I think the Pope needs now to take life a little easier. He needs to slow down. His back bothers him at times, making it uncomfortable for him to sit for long periods; this explains his occasional grimaces. He wears orthopaedic shoes and sometimes walks with difficulty. We all know that part of one of his lungs is missing. “On the whole,” as John Allen remarks, “none of this is terribly out of the ordinary for a 77-year-old man, and none of it seems to be slowing Francis down.”
Well, maybe it should slow him down. I speak as someone who is only two years younger than Pope Francis; and I couldn’t possibly keep up with the pace he sets for those around him. His energy is truly amazing. All the same, we are told, those close to him think “he is simply wearing himself out”. He needs now to conserve his energy. Most Popes have quite rightly taken August off, in Castel Gandolfo. Pope Francis? He is off to Korea instead. KOREA!!
Well, he can’t get out of that, now. But the minute he gets back, on August 18, he should go straight to Castel Gandolfo (by helicopter, not in his Ford Focus), for at least two, and preferably three, weeks. He should get up late. He should go boating on the lake; he should visit the bees, to see how they are getting along. He should have afternoon naps.

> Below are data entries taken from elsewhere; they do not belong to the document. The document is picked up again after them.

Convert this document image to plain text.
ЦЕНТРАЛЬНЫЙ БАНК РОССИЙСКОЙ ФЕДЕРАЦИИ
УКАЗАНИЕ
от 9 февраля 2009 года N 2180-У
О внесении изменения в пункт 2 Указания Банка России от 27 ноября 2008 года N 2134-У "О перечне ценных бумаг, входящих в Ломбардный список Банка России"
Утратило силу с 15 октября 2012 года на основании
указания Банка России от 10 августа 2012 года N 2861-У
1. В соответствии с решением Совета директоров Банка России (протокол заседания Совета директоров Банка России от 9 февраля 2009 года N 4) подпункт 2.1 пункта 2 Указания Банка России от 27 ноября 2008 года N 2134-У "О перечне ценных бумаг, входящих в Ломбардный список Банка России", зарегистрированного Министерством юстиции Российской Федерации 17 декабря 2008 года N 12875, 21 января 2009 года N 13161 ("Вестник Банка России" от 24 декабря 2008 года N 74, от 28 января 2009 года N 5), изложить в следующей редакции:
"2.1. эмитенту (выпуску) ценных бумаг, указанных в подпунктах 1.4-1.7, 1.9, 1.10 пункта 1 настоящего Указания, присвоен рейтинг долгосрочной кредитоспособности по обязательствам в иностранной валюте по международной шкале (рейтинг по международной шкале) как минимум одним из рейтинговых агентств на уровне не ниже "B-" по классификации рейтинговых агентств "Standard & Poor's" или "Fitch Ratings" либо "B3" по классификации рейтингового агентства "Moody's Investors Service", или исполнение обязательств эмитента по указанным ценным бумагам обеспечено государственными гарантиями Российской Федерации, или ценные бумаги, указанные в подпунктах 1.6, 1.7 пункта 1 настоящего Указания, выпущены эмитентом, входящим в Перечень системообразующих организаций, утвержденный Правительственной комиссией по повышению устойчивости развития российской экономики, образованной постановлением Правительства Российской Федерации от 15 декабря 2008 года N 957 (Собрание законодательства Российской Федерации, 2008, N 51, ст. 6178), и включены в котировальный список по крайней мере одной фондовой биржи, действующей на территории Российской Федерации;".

And when he gets back to the Vatican, he should adopt a slower tempo. He should delegate more. He should take the time to reflect before acting or speaking. This pontificate is a work in progress; it needs now to develop and to consolidate. It could still be one of the great papal reigns, perhaps one of the greatest of the century, second only perhaps to that of the very different Pope Benedict. What we don’t need any time soon is another conclave, before Cardinal Pell and the other reformers he has appointed have finished their work.